I have kept a small notebook for as long as I can remember. Snippets of conversation. Quotes from books (fiction as often as non-fiction). Lines that land. Thoughts that aren't ready to be thoughts yet. What started on a floppy disk (yes, a floppy disk) moved to an external hard drive and now lives in the cloud. A bank of ideas, lesson plans, curriculum sparks, half-formed strategies, things I read once and knew I'd need later. Built over a career. Still growing.


For a long time I thought of that as something I did for other people under the guise of mentoring. Resources to pass on. Ideas to share when someone asked.

It was only when I started through coaching, to name the values that had driven everything I did, that I understood. That collection wasn't for other people first, it was part of my own process. My own way of gathering, holding, returning to. My own version of the straight line that was never straight.


And somewhere in all of it, underneath the proving and the performing and the weight of representation, there was joy. There always had been. I just hadn't felt safe enough to let it show.


There is no right way to lead. There is no right way to think, or plan, or produce the work that moves your school forward. What matters is whether your method aligns with who you actually are, not who the template told you to be.

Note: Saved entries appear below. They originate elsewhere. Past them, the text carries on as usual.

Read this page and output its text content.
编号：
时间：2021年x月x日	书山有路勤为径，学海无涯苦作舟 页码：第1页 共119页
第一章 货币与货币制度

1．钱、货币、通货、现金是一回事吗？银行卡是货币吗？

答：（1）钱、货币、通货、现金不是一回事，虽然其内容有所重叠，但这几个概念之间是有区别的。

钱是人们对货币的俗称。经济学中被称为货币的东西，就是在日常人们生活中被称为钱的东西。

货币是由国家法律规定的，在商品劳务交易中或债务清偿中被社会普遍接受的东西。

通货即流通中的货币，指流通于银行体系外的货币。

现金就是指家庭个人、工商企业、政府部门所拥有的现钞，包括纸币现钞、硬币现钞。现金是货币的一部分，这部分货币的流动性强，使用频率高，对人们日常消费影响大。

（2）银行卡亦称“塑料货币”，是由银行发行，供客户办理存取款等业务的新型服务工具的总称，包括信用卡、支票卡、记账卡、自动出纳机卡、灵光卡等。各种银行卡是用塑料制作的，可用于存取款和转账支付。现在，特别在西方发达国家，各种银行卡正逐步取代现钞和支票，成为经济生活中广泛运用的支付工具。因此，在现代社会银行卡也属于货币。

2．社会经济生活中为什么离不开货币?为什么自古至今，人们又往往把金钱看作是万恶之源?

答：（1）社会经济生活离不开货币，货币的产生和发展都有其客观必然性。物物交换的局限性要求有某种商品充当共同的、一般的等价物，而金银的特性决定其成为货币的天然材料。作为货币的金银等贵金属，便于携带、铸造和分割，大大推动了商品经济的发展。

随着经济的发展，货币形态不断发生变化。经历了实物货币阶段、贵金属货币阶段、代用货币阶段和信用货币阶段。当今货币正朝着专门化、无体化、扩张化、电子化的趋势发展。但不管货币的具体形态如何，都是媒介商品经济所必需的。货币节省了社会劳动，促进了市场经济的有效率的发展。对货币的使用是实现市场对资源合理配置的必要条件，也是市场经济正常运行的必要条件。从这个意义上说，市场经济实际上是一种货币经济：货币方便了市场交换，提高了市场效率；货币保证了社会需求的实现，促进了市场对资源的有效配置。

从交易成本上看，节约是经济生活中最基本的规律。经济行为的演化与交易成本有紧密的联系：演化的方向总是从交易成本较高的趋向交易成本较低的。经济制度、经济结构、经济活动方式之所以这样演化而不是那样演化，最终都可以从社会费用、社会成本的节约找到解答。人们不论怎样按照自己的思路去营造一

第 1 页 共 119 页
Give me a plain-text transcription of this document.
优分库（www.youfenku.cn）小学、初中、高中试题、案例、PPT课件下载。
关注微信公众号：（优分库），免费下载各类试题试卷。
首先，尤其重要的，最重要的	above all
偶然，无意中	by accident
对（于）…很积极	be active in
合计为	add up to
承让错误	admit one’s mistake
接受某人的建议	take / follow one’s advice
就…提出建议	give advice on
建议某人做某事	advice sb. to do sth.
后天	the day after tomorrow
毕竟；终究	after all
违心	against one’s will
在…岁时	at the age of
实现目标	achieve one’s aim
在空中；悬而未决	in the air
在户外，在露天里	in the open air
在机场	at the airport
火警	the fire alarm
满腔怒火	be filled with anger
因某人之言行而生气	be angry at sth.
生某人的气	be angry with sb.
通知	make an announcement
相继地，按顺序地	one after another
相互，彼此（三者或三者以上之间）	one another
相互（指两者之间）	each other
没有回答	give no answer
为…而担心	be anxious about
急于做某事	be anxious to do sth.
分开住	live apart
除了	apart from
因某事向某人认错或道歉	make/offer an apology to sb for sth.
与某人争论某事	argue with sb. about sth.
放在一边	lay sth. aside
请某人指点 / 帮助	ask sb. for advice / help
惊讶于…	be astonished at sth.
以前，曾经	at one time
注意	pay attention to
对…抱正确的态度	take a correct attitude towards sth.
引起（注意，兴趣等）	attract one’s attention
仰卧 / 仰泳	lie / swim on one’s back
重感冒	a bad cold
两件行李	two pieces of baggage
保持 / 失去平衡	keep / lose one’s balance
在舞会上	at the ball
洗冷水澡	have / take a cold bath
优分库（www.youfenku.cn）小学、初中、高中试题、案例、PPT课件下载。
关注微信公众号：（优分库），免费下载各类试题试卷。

A growth mindset, in its truest sense, isn't about adopting someone else's system. It's about learning to recognise your own data when it arrives. The thought in the shower. The line in the book. The thing a child says that reframes everything. The feeling that something isn't finished yet, even when the document says it is.

Notice it. Write it down. Don't action it yet. Just file it somewhere safe. That is not a messy process. That is how some of the best leaders I know do their finest work. In the gaps, in the quiet, in the spaces between the template and the truth of who they are.


And I want to say something directly to the person reading this who recognises themselves in it, be that because of your race, gender, sexual orientation, class, disability, or any other part of who you are that the system was not build to accomodate.


The person who has spent their career performing a version of leadership that was never quite theirs. Who has never had a space where they could put the burden down. Who has felt the weight of representation sitting alongside the absolute knowledge that they are good enough, more than good enough; and felt both things, simultaneously, every single day.


You don't have to have been leading for twenty years to carry that weight. I carried it from day one. Leadership is not a destination you arrive at after enough experience or the right set of letters after your name. It is a way of seeing, a way of thinking, a way of being in the world. And if you have ever walked into a room and known in your bones that you were the right person to lead something, even before anyone else could see it? You were already a leader.


You deserve a space where that is seen. Where the whole of you is an asset, not a liability to be managed. Where you can finally, fully, put the burden down.


And somewhere on the other side of that, I promise you, the joy comes back.